The Sierra Occidental has the best combination of altitude, rainfall and soil acidity in theWestern Hemisphere to grow Papaver somniferum, the poppy that produces the opium that is eventually converted to Mexican Mud, the cheap, brown, potent heroin that has been flooding the streets of American cities.
Operation Condor, Art thinks.
There hasn’t been an actual condor seen in Mexican skies in over sixty years, longer in the States. But every operation has to have a name or we don’t believe it’s real, so Condor it is.
Art’s done a little reading on the bird. It is (was) the largest bird of prey, although the term is a little misleading, as it preferred scavenging over hunting.

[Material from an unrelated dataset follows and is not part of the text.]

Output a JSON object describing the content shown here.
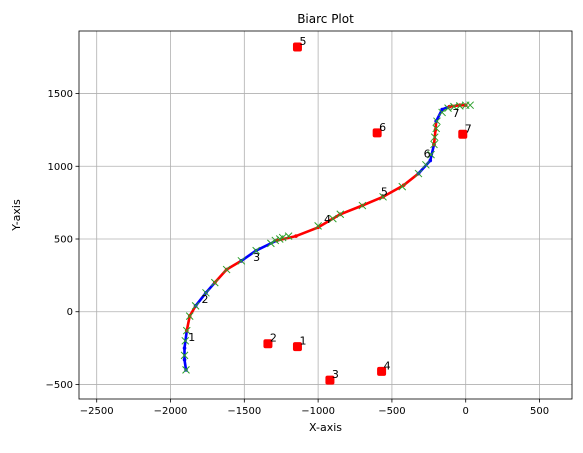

A big condor, Art learned, could take out a small deer; but what it really liked was when something else killed the deer first so the bird could just swoop down and take it.
We prey on the dead.
Operation Condor.
AnotherVietnam flashback.
Death from the Sky.
And here I am, crouched in the brush again, shivering in the damp mountain cold again, setting up ambushes.
Again.
Except the target now isn’t some VC cadre on his way back to his village, but old Don Pedro Aviles, the drug lord of Sinaloa, El Patron himself. Don Pedro’s been running opium out of these mountains for half a century, even before Bugsy Siegel himself came here, with Virginia Hill in tow, to nail down a steady source of heroin for the West Coast Mafia.
Siegel made the deal with a young Don Pedro Aviles, who used that leverage to make himself patron, the boss, a status he’s maintained to this day. But the old man’s power has been slipping a little lately as some young up-and-comers have started to challenge his authority. The law of nature, Art supposes-the young lions eventually take on the old. Art has been kept awake more than one night in his Culiacan hotel room by the sound of machine-gun fire in the streets, so common lately that the city has gained the nickname Little Chicago.